2)      Ely Parker: I’ve written about Ely Parker, one of my favorite 19th century Americans, many times before in this space. He and Grant first became friends during Parker’s time supervising government engineering projects in Galena, Illinois, where Ulysses and Julia lived with family for a time just before the Civil War. During the war Parker became both adjutant and secretary to Grant, writing much of Grant’s correspondence and (most famously) drafting the Appomattox surrender documents. When Grant became president, he appointed Parker his Commissioner of Indian Affairs, the first Native American to serve in the role; as the first hyperlinked article above notes, he and Grant worked hard to extend rights and protections to Native Americans during his brief time in the position. Every part of that story is more complicated than these few lines permit, but the bottom line is that Grant’s multiracial alliances and solidarities extended not just to African Americans but very much to Native Americans, as inspired by his longtime friendship with Ely Parker.
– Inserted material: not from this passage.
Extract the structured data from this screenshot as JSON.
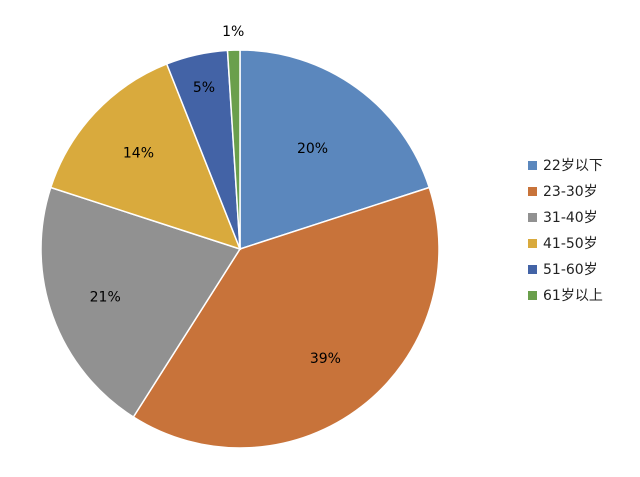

3)      John McDonald: Parker was an example of how Grant brought his friends into his administration in significant and inspiring ways; but as I discussed in Monday’s post, the scandals that became so much of the story of the Grant presidency were also deeply tied to his friends in far more problematic ways. That was particularly the case with John McDonald, a friend and fellow Civil War general whom President Grant appointed as Revenue Collector of the Missouri District in 1869. McDonald would become the corrupt center of the scandal known as the Whiskey Ring, a scandal exposed and investigated by Grant’s own Secretary of the Treasury Benjamin Bristow. That latter fact is to Grant’s credit, and seems to reflect his genuine lack of awareness of (and frustration with) what supposed friends such as McDonald were up to. But at the same time, those frustrating friends fundamentally shaped narratives of Grant’s presidency, in its own era and throughout the 150 years since, in the process far overshadowing more inspiring friendships like those with Longstreet and Parker.

Last GrantStudying tomorrow,

Ben

PS. What do you think? Other Grant histories or contexts you’d highlight?